Y del solipsismo es difícil escapar. Escribe Fernando Pessoa: «Nunca amamos a nadie. Amamos, sólo, la idea que tenemos de alguien. Lo que amamos es un concepto nuestro, es decir, a nosotros mismos» (Máscaras y paradojas). «Toda emoción verdadera es mentira en la inteligencia… y tiene por tanto una expresión falsa. Expresarse es decir lo que no se siente» (Ib.) Y también: «abdicar de la vida para no abdicar de uno mismo».
Pessoa era un personaje melancólico que no tenía resuelta la ecuación entre la literatura y la vida. (Dicen que nunca hizo el amor con nadie). Pero el problema que plantéa es muy real. Es un problema que pocas personas tienen resuelto, sea en la literatura, sea en la vida. La cuestión es ¿no puede la vida entrar en el lenguaje?, ¿el lenguaje en la vida? ¿Es la literatura, ya para siempre, una colección de textos sobre otros textos? Borges así lo creía. Pero Borges se pasó la vida entre bibliotecas y laberintos.
Uno piensa que lo real/literario, lo literario/real, es siempre un acto de construcción. Y que en esta construcción (que puede ser instantánea) está precisamente la superación del solipsismo. «Estuvo aquí JX, son su rostro contenido, concentrado, pulcro…» y era como si fuera la primera vez que nos encontráramos. Arrancando de la extrañeza y la sorpresa, entrábamos en la construcción psicosensorial del encuentro. También literaria. Porque la literatura es la vida contada. Glosa. Pero también la vida es glosa vivida. Decía Galdós que «por doquiera que el hombre vaya lleva consigo su novela». Uno entiende que un encuentro real entre dos personas es a la vez literatura y vida.

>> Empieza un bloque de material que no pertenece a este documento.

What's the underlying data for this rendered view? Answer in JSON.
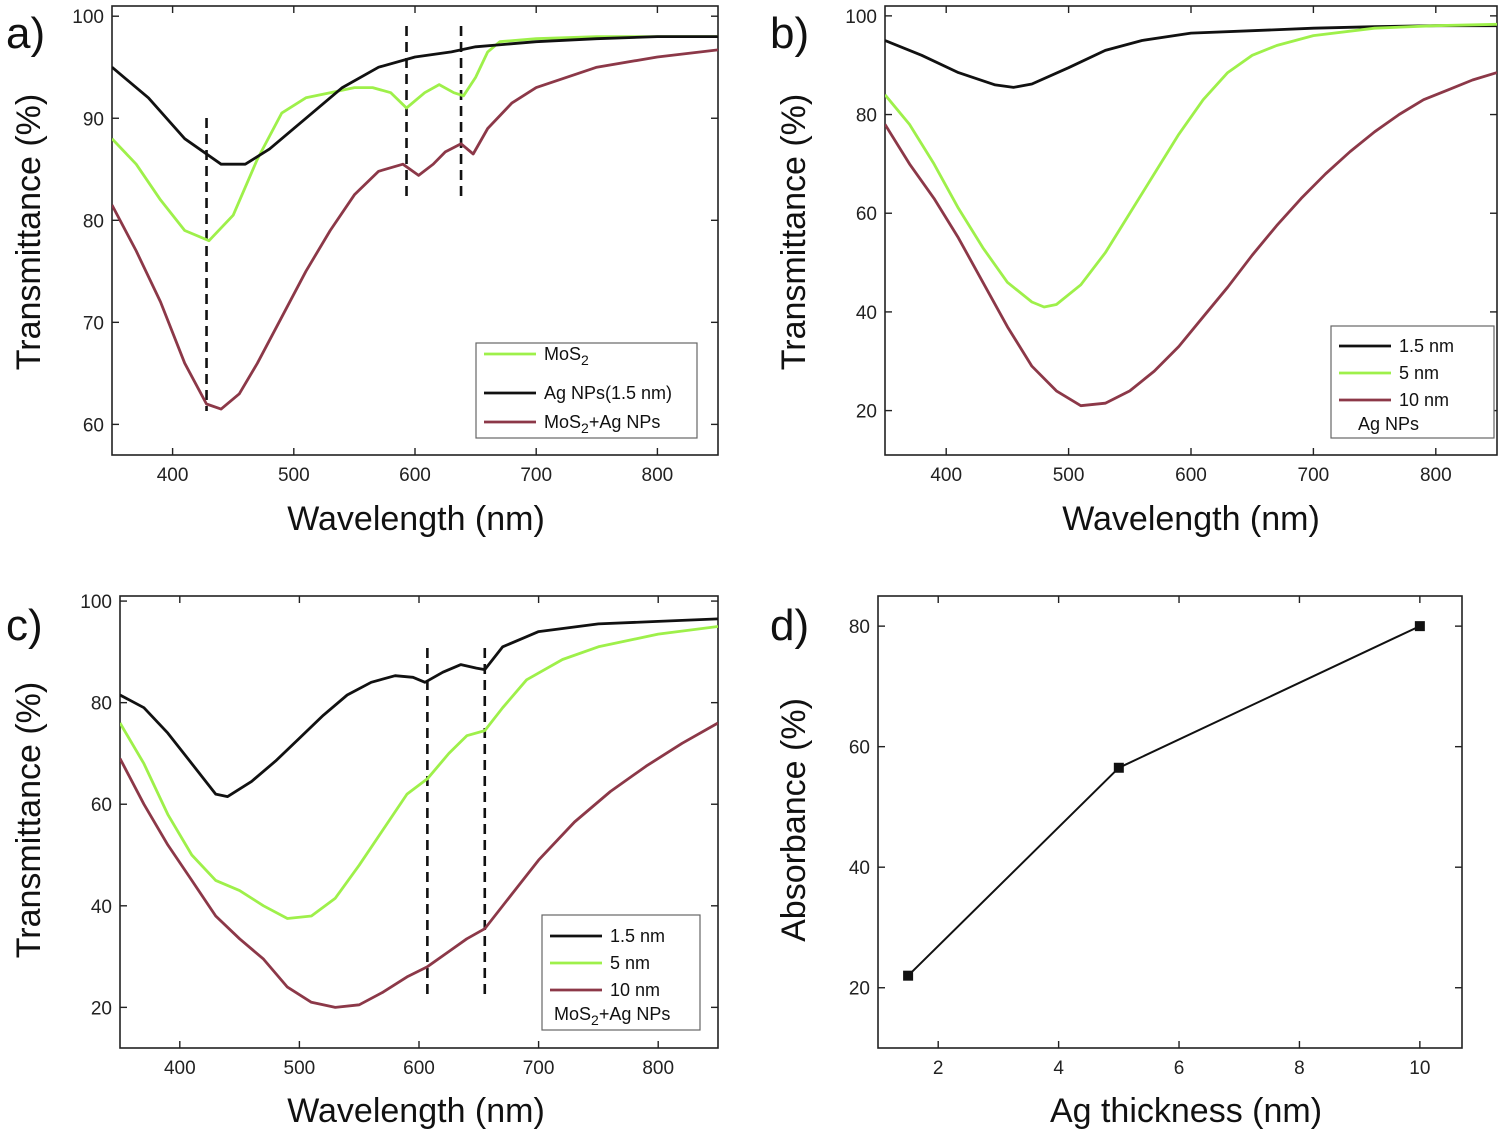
{
  "chart_data": [
    {
      "panel": "a)",
      "type": "line",
      "xlabel": "Wavelength (nm)",
      "ylabel": "Transmittance (%)",
      "xlim": [
        350,
        850
      ],
      "ylim": [
        57,
        101
      ],
      "xticks": [
        400,
        500,
        600,
        700,
        800
      ],
      "yticks": [
        60,
        70,
        80,
        90,
        100
      ],
      "legend_position": "bottom-right",
      "legend_note": "",
      "dashed_markers_x": [
        428,
        593,
        638
      ],
      "series": [
        {
          "name": "MoS2",
          "label_main": "MoS",
          "label_sub": "2",
          "label_tail": "",
          "color": "#9ef04a",
          "x": [
            350,
            370,
            390,
            410,
            430,
            450,
            470,
            490,
            510,
            530,
            550,
            565,
            580,
            593,
            608,
            620,
            632,
            640,
            650,
            660,
            670,
            700,
            750,
            800,
            850
          ],
          "y": [
            88,
            85.5,
            82,
            79,
            78,
            80.5,
            86,
            90.5,
            92,
            92.5,
            93,
            93,
            92.5,
            91,
            92.5,
            93.3,
            92.5,
            92.2,
            94,
            96.5,
            97.5,
            97.8,
            98,
            98,
            98
          ]
        },
        {
          "name": "Ag NPs(1.5 nm)",
          "label_main": "Ag NPs(1.5 nm)",
          "label_sub": "",
          "label_tail": "",
          "color": "#111111",
          "x": [
            350,
            380,
            410,
            440,
            460,
            480,
            510,
            540,
            570,
            600,
            630,
            650,
            700,
            750,
            800,
            850
          ],
          "y": [
            95,
            92,
            88,
            85.5,
            85.5,
            87,
            90,
            93,
            95,
            96,
            96.5,
            97,
            97.5,
            97.8,
            98,
            98
          ]
        },
        {
          "name": "MoS2+Ag NPs",
          "label_main": "MoS",
          "label_sub": "2",
          "label_tail": "+Ag NPs",
          "color": "#8c3848",
          "x": [
            350,
            370,
            390,
            410,
            428,
            440,
            455,
            470,
            490,
            510,
            530,
            550,
            570,
            590,
            603,
            615,
            625,
            638,
            648,
            660,
            680,
            700,
            750,
            800,
            850
          ],
          "y": [
            81.5,
            77,
            72,
            66,
            62,
            61.5,
            63,
            66,
            70.5,
            75,
            79,
            82.5,
            84.8,
            85.5,
            84.4,
            85.5,
            86.7,
            87.5,
            86.5,
            89,
            91.5,
            93,
            95,
            96,
            96.7
          ]
        }
      ]
    },
    {
      "panel": "b)",
      "type": "line",
      "xlabel": "Wavelength (nm)",
      "ylabel": "Transmittance (%)",
      "xlim": [
        350,
        850
      ],
      "ylim": [
        11,
        102
      ],
      "xticks": [
        400,
        500,
        600,
        700,
        800
      ],
      "yticks": [
        20,
        40,
        60,
        80,
        100
      ],
      "legend_position": "bottom-right",
      "legend_note": "Ag NPs",
      "dashed_markers_x": [],
      "series": [
        {
          "name": "1.5 nm",
          "label_main": "1.5 nm",
          "label_sub": "",
          "label_tail": "",
          "color": "#111111",
          "x": [
            350,
            380,
            410,
            440,
            455,
            470,
            500,
            530,
            560,
            600,
            650,
            700,
            750,
            800,
            850
          ],
          "y": [
            95,
            92,
            88.5,
            86,
            85.5,
            86.2,
            89.5,
            93,
            95,
            96.5,
            97,
            97.5,
            97.8,
            98,
            98
          ]
        },
        {
          "name": "5 nm",
          "label_main": "5 nm",
          "label_sub": "",
          "label_tail": "",
          "color": "#9ef04a",
          "x": [
            350,
            370,
            390,
            410,
            430,
            450,
            470,
            480,
            490,
            510,
            530,
            550,
            570,
            590,
            610,
            630,
            650,
            670,
            700,
            750,
            800,
            850
          ],
          "y": [
            84,
            78,
            70,
            61,
            53,
            46,
            42,
            41,
            41.5,
            45.5,
            52,
            60,
            68,
            76,
            83,
            88.5,
            92,
            94,
            96,
            97.5,
            98,
            98.3
          ]
        },
        {
          "name": "10 nm",
          "label_main": "10 nm",
          "label_sub": "",
          "label_tail": "",
          "color": "#8c3848",
          "x": [
            350,
            370,
            390,
            410,
            430,
            450,
            470,
            490,
            510,
            530,
            550,
            570,
            590,
            610,
            630,
            650,
            670,
            690,
            710,
            730,
            750,
            770,
            790,
            810,
            830,
            850
          ],
          "y": [
            78,
            70,
            63,
            55,
            46,
            37,
            29,
            24,
            21,
            21.5,
            24,
            28,
            33,
            39,
            45,
            51.5,
            57.5,
            63,
            68,
            72.5,
            76.5,
            80,
            83,
            85,
            87,
            88.5
          ]
        }
      ]
    },
    {
      "panel": "c)",
      "type": "line",
      "xlabel": "Wavelength (nm)",
      "ylabel": "Transmittance (%)",
      "xlim": [
        350,
        850
      ],
      "ylim": [
        12,
        101
      ],
      "xticks": [
        400,
        500,
        600,
        700,
        800
      ],
      "yticks": [
        20,
        40,
        60,
        80,
        100
      ],
      "legend_position": "bottom-right",
      "legend_note_main": "MoS",
      "legend_note_sub": "2",
      "legend_note_tail": "+Ag NPs",
      "dashed_markers_x": [
        607,
        655
      ],
      "series": [
        {
          "name": "1.5 nm",
          "label_main": "1.5 nm",
          "label_sub": "",
          "label_tail": "",
          "color": "#111111",
          "x": [
            350,
            370,
            390,
            410,
            430,
            440,
            460,
            480,
            500,
            520,
            540,
            560,
            580,
            595,
            605,
            620,
            635,
            648,
            655,
            670,
            700,
            750,
            800,
            850
          ],
          "y": [
            81.5,
            79,
            74,
            68,
            62,
            61.5,
            64.5,
            68.5,
            73,
            77.5,
            81.5,
            84,
            85.3,
            85,
            84,
            86,
            87.5,
            86.8,
            86.5,
            91,
            94,
            95.5,
            96,
            96.5
          ]
        },
        {
          "name": "5 nm",
          "label_main": "5 nm",
          "label_sub": "",
          "label_tail": "",
          "color": "#9ef04a",
          "x": [
            350,
            370,
            390,
            410,
            430,
            450,
            470,
            490,
            510,
            530,
            550,
            570,
            590,
            607,
            625,
            640,
            655,
            670,
            690,
            720,
            750,
            800,
            850
          ],
          "y": [
            76,
            68,
            58,
            50,
            45,
            43,
            40,
            37.5,
            38,
            41.5,
            48,
            55,
            62,
            65,
            70,
            73.5,
            74.5,
            79,
            84.5,
            88.5,
            91,
            93.5,
            95
          ]
        },
        {
          "name": "10 nm",
          "label_main": "10 nm",
          "label_sub": "",
          "label_tail": "",
          "color": "#8c3848",
          "x": [
            350,
            370,
            390,
            410,
            430,
            450,
            470,
            490,
            510,
            530,
            550,
            570,
            590,
            607,
            625,
            640,
            655,
            670,
            700,
            730,
            760,
            790,
            820,
            850
          ],
          "y": [
            69,
            60,
            52,
            45,
            38,
            33.5,
            29.5,
            24,
            21,
            20,
            20.5,
            23,
            26,
            28,
            31,
            33.5,
            35.5,
            40,
            49,
            56.5,
            62.5,
            67.5,
            72,
            76
          ]
        }
      ]
    },
    {
      "panel": "d)",
      "type": "line",
      "xlabel": "Ag thickness (nm)",
      "ylabel": "Absorbance (%)",
      "xlim": [
        1,
        10.7
      ],
      "ylim": [
        10,
        85
      ],
      "xticks": [
        2,
        4,
        6,
        8,
        10
      ],
      "yticks": [
        20,
        40,
        60,
        80
      ],
      "legend_position": "none",
      "series": [
        {
          "name": "Absorbance",
          "color": "#111111",
          "x": [
            1.5,
            5,
            10
          ],
          "y": [
            22,
            56.5,
            80
          ]
        }
      ]
    }
  ]
}
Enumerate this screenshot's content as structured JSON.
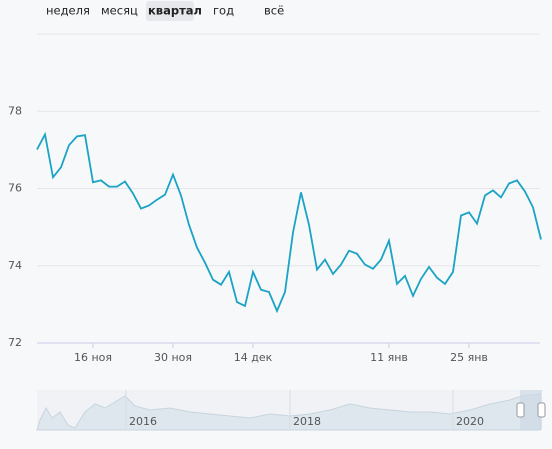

Lo que ocurre es que hay pocos encuentros reales. Hay poca literatura. Hay poca vida.

«Estuvo aquí JX…» En encuentro arranca de que ella sigue siendo ella, sigue siendo un alter, y su contacto me altera. Y tras la alteración, junto a la alteración, el deseo, desiderare, que es como una radiación que cubre la distancia. y vuelvo a repetir: en la misma medida en que uno redescubre al otro, se redescubre uno a sí mismo. Se sorprende uno de sí mismo. Se sorprende uno del otro. En el infrecuente territorio de la gracia.

Salvador Paniker. Cuaderno Amarillo. Plaza & Janés Editores.